Parents Turn Bento Box Lunches Into Amazing Food Art In Japan (VIDEO)

Single-portion boxed lunches known as Bento have been part of Japanese cuisine for centuries, but now moms are taking the meals to the next level by fashioning rice, fish and other foods into animals, pop culture icons and even portraits.

Some Japanese mothers even take classes to learn how to prepare intricate bento designs for their kids.

"We have this idea of presentation -- how it looks and precisions -- and so I think that's part of this culture," Yayoi Uemura, a mother in a bento-making class, told the BBC.

But it's not all art for art's sake. According to some parents, the playful arrangements also encourage picky eaters to eat foods they'd otherwise turn away.

"If [my daughter's] boiled egg is shaped like a bunny, and it is holding a baby carrot, she'll eat it," Sheri Chen told The New York Times.

The use of bento boxes has spread beyond Japan and into restaurants and households abroad. The divisions inside the box allow foods to be grouped together in a visually appealing manner, emphasizing portion control, and the creative designs just help the matter.

"Food presented attractively looks more appetizing, since we eat with our eyes as much as our taste buds and stomachs," Makiko Itoh, food blogger and Japan native, told The New York Times.

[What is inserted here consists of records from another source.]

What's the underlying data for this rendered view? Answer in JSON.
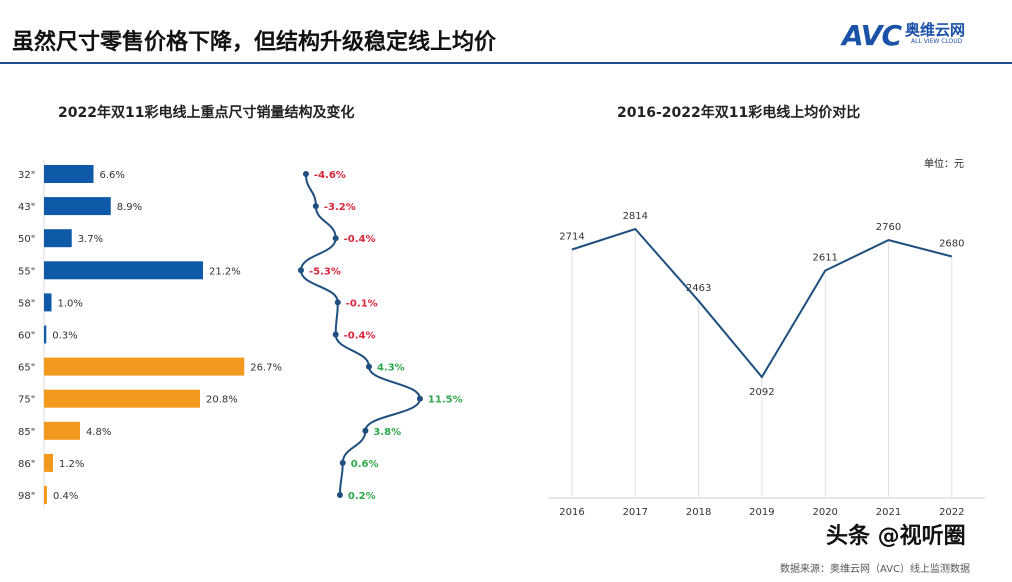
{
  "header": {
    "title": "虽然尺寸零售价格下降，但结构升级稳定线上均价",
    "logo_text": "AVC",
    "logo_cn": "奥维云网",
    "logo_en": "ALL VIEW CLOUD"
  },
  "watermark": "AVC 奥维云网 ALL VIEW CLOUD",
  "footer": {
    "source": "数据来源：奥维云网（AVC）线上监测数据",
    "overlay": "头条 @视听圈"
  },
  "colors": {
    "blue": "#0f5aa8",
    "orange": "#f39a1e",
    "line": "#1f4f7e",
    "neg": "#d9263a",
    "pos": "#2ea84a",
    "grid": "#e0e0e0"
  },
  "chart_data": [
    {
      "type": "bar",
      "title": "2022年双11彩电线上重点尺寸销量结构及变化",
      "categories": [
        "32\"",
        "43\"",
        "50\"",
        "55\"",
        "58\"",
        "60\"",
        "65\"",
        "75\"",
        "85\"",
        "86\"",
        "98\""
      ],
      "values": [
        6.6,
        8.9,
        3.7,
        21.2,
        1.0,
        0.3,
        26.7,
        20.8,
        4.8,
        1.2,
        0.4
      ],
      "value_labels": [
        "6.6%",
        "8.9%",
        "3.7%",
        "21.2%",
        "1.0%",
        "0.3%",
        "26.7%",
        "20.8%",
        "4.8%",
        "1.2%",
        "0.4%"
      ],
      "bar_colors": [
        "blue",
        "blue",
        "blue",
        "blue",
        "blue",
        "blue",
        "orange",
        "orange",
        "orange",
        "orange",
        "orange"
      ],
      "change": [
        -4.6,
        -3.2,
        -0.4,
        -5.3,
        -0.1,
        -0.4,
        4.3,
        11.5,
        3.8,
        0.6,
        0.2
      ],
      "change_labels": [
        "-4.6%",
        "-3.2%",
        "-0.4%",
        "-5.3%",
        "-0.1%",
        "-0.4%",
        "4.3%",
        "11.5%",
        "3.8%",
        "0.6%",
        "0.2%"
      ]
    },
    {
      "type": "line",
      "title": "2016-2022年双11彩电线上均价对比",
      "unit": "单位：元",
      "x": [
        "2016",
        "2017",
        "2018",
        "2019",
        "2020",
        "2021",
        "2022"
      ],
      "values": [
        2714,
        2814,
        2463,
        2092,
        2611,
        2760,
        2680
      ]
    }
  ]
}
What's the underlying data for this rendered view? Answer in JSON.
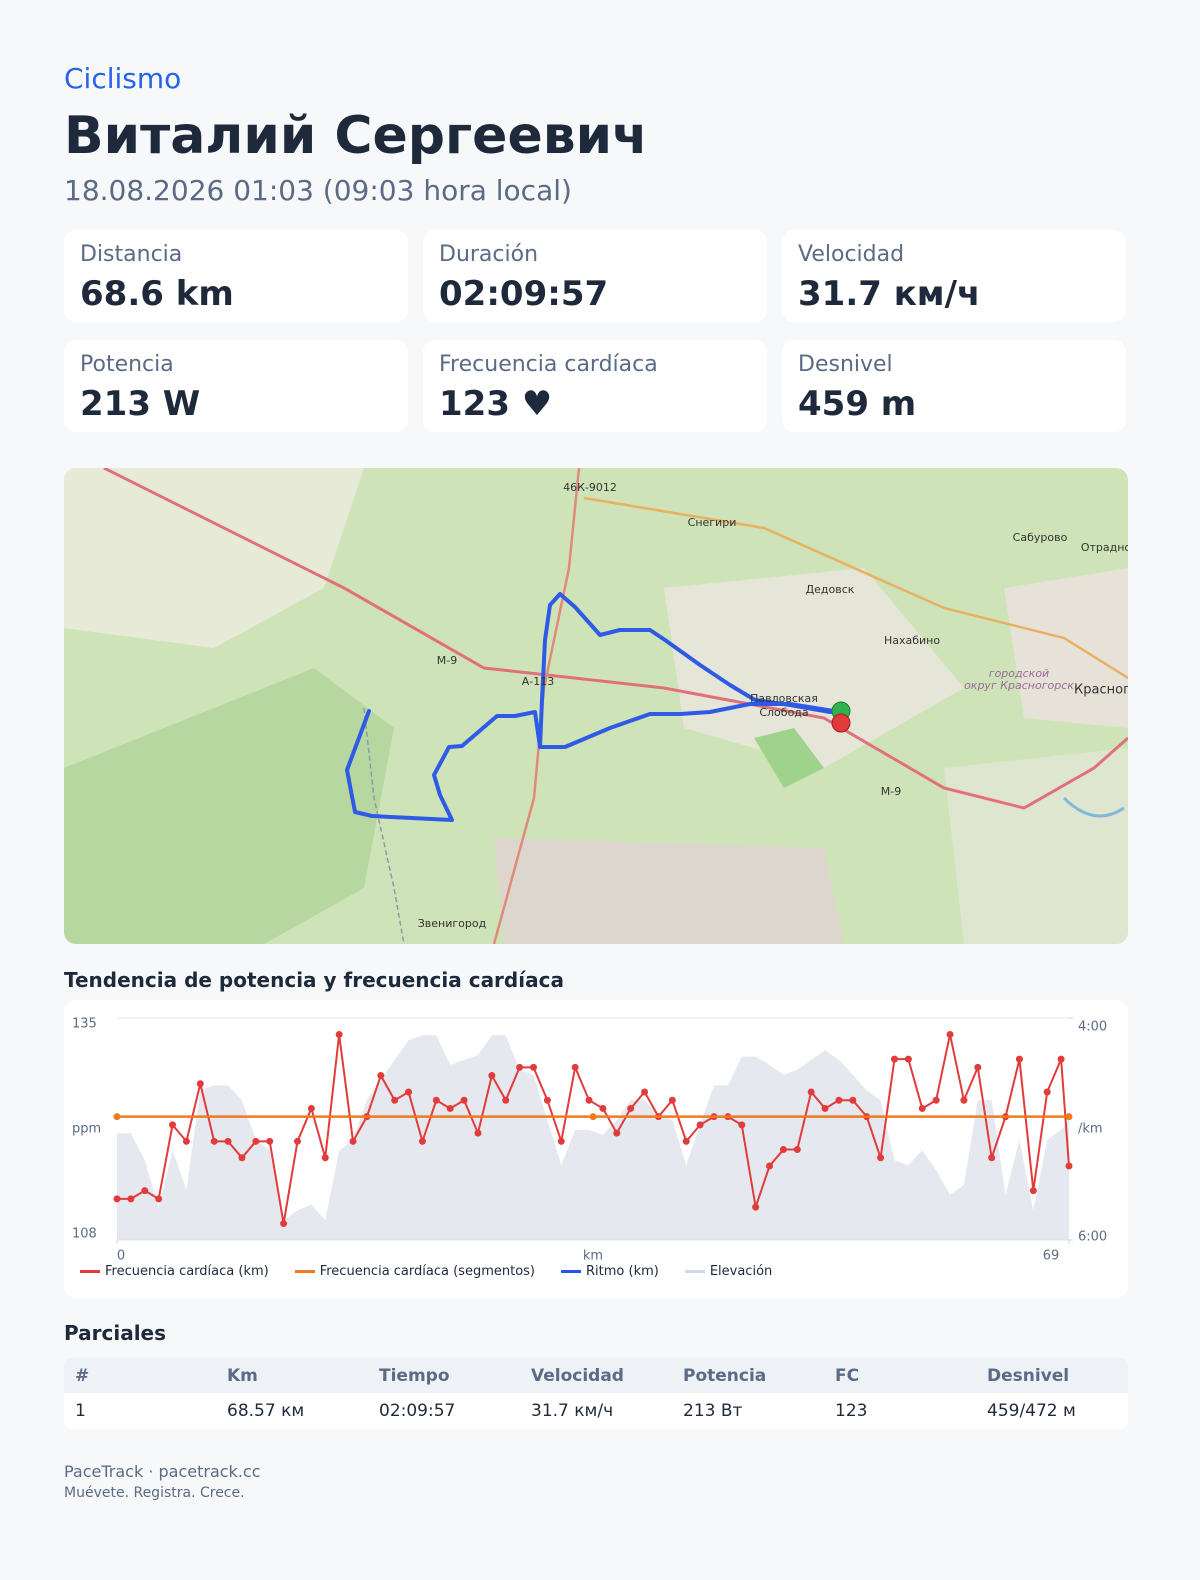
{
  "header": {
    "sport": "Ciclismo",
    "athlete": "Виталий Сергеевич",
    "date": "18.08.2026 01:03 (09:03 hora local)"
  },
  "stats": [
    {
      "label": "Distancia",
      "value": "68.6 km"
    },
    {
      "label": "Duración",
      "value": "02:09:57"
    },
    {
      "label": "Velocidad",
      "value": "31.7 км/ч"
    },
    {
      "label": "Potencia",
      "value": "213 W"
    },
    {
      "label": "Frecuencia cardíaca",
      "value": "123 ♥"
    },
    {
      "label": "Desnivel",
      "value": "459 m"
    }
  ],
  "map": {
    "labels": [
      "46К-9012",
      "Снегири",
      "Сабурово",
      "Отрадно",
      "Дедовск",
      "Нахабино",
      "городской",
      "округ Красногорск",
      "Красног",
      "М-9",
      "А-113",
      "Павловская",
      "Слобода",
      "М-9",
      "Звенигород"
    ]
  },
  "chart_data": {
    "type": "line",
    "title": "Tendencia de potencia y frecuencia cardíaca",
    "x_label": "km",
    "y_label": "ppm",
    "y2_label": "/km",
    "xlim": [
      0,
      68.57
    ],
    "xticks": [
      0,
      {
        "value": 68.57,
        "label": "69"
      }
    ],
    "ylim": [
      108,
      135
    ],
    "yticks": [
      135,
      108
    ],
    "y2lim": [
      360,
      240
    ],
    "y2ticks": [
      {
        "value": 240,
        "label": "4:00"
      },
      {
        "value": 360,
        "label": "6:00"
      }
    ],
    "grid": true,
    "series": [
      {
        "name": "Frecuencia cardíaca (km)",
        "color": "#e23b3b",
        "markers": true,
        "x": [
          0,
          1,
          2,
          3,
          4,
          5,
          6,
          7,
          8,
          9,
          10,
          11,
          12,
          13,
          14,
          15,
          16,
          17,
          18,
          19,
          20,
          21,
          22,
          23,
          24,
          25,
          26,
          27,
          28,
          29,
          30,
          31,
          32,
          33,
          34,
          35,
          36,
          37,
          38,
          39,
          40,
          41,
          42,
          43,
          44,
          45,
          46,
          47,
          48,
          49,
          50,
          51,
          52,
          53,
          54,
          55,
          56,
          57,
          58,
          59,
          60,
          61,
          62,
          63,
          64,
          65,
          66,
          67,
          68,
          68.57
        ],
        "values": [
          113,
          113,
          114,
          113,
          122,
          120,
          127,
          120,
          120,
          118,
          120,
          120,
          110,
          120,
          124,
          118,
          133,
          120,
          123,
          128,
          125,
          126,
          120,
          125,
          124,
          125,
          121,
          128,
          125,
          129,
          129,
          125,
          120,
          129,
          125,
          124,
          121,
          124,
          126,
          123,
          125,
          120,
          122,
          123,
          123,
          122,
          112,
          117,
          119,
          119,
          126,
          124,
          125,
          125,
          123,
          118,
          130,
          130,
          124,
          125,
          133,
          125,
          129,
          118,
          123,
          130,
          114,
          126,
          130,
          117
        ]
      },
      {
        "name": "Frecuencia cardíaca (segmentos)",
        "color": "#f07a1c",
        "markers": true,
        "x": [
          0,
          34.29,
          68.57
        ],
        "values": [
          123,
          123,
          123
        ]
      },
      {
        "name": "Ritmo (km)",
        "color": "#2457e6",
        "axis": "y2",
        "x": [],
        "values": []
      },
      {
        "name": "Elevación",
        "color": "#d3d9e4",
        "area": true,
        "x": [
          0,
          1,
          2,
          3,
          4,
          5,
          6,
          7,
          8,
          9,
          10,
          11,
          12,
          13,
          14,
          15,
          16,
          17,
          18,
          19,
          20,
          21,
          22,
          23,
          24,
          25,
          26,
          27,
          28,
          29,
          30,
          31,
          32,
          33,
          34,
          35,
          36,
          37,
          38,
          39,
          40,
          41,
          42,
          43,
          44,
          45,
          46,
          47,
          48,
          49,
          50,
          51,
          52,
          53,
          54,
          55,
          56,
          57,
          58,
          59,
          60,
          61,
          62,
          63,
          64,
          65,
          66,
          67,
          68,
          68.57
        ],
        "values": [
          121.0,
          121.0,
          117.7,
          111.9,
          118.9,
          114.1,
          126.2,
          126.8,
          126.8,
          125.0,
          120.2,
          118.9,
          110.4,
          111.6,
          112.3,
          110.4,
          118.9,
          120.2,
          125.0,
          127.5,
          129.9,
          132.3,
          132.9,
          132.9,
          129.3,
          129.9,
          130.5,
          132.9,
          132.9,
          128.7,
          128.1,
          122.6,
          117.1,
          121.4,
          121.4,
          120.8,
          122.6,
          125.0,
          125.0,
          123.2,
          122.6,
          117.1,
          122.0,
          126.8,
          126.8,
          130.3,
          130.3,
          129.3,
          128.1,
          128.7,
          129.9,
          131.1,
          129.9,
          128.1,
          126.2,
          125.0,
          117.7,
          117.1,
          118.9,
          116.5,
          113.5,
          114.7,
          125.0,
          125.0,
          113.5,
          120.2,
          111.6,
          120.2,
          121.4,
          122.6
        ]
      }
    ]
  },
  "splits": {
    "title": "Parciales",
    "columns": [
      "#",
      "Km",
      "Tiempo",
      "Velocidad",
      "Potencia",
      "FC",
      "Desnivel"
    ],
    "rows": [
      [
        "1",
        "68.57 км",
        "02:09:57",
        "31.7 км/ч",
        "213 Вт",
        "123",
        "459/472 м"
      ]
    ]
  },
  "footer": {
    "brand": "PaceTrack · pacetrack.cc",
    "tagline": "Muévete. Registra. Crece."
  }
}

"Sneaky Chef" author and HuffPost blogger Missy Chase Lapine is also a big proponent of working healthy foods into kid-friendly meals through simple substitutions. She writes:

I'm known for hiding healthy foods in everyone's favorite meals -- and one of my key "methods of disguise" is simply adding puréed vegetables to traditional comfort foods. Research now validates this method as a way to cut calories and increase vegetable intake for kids and adults alike.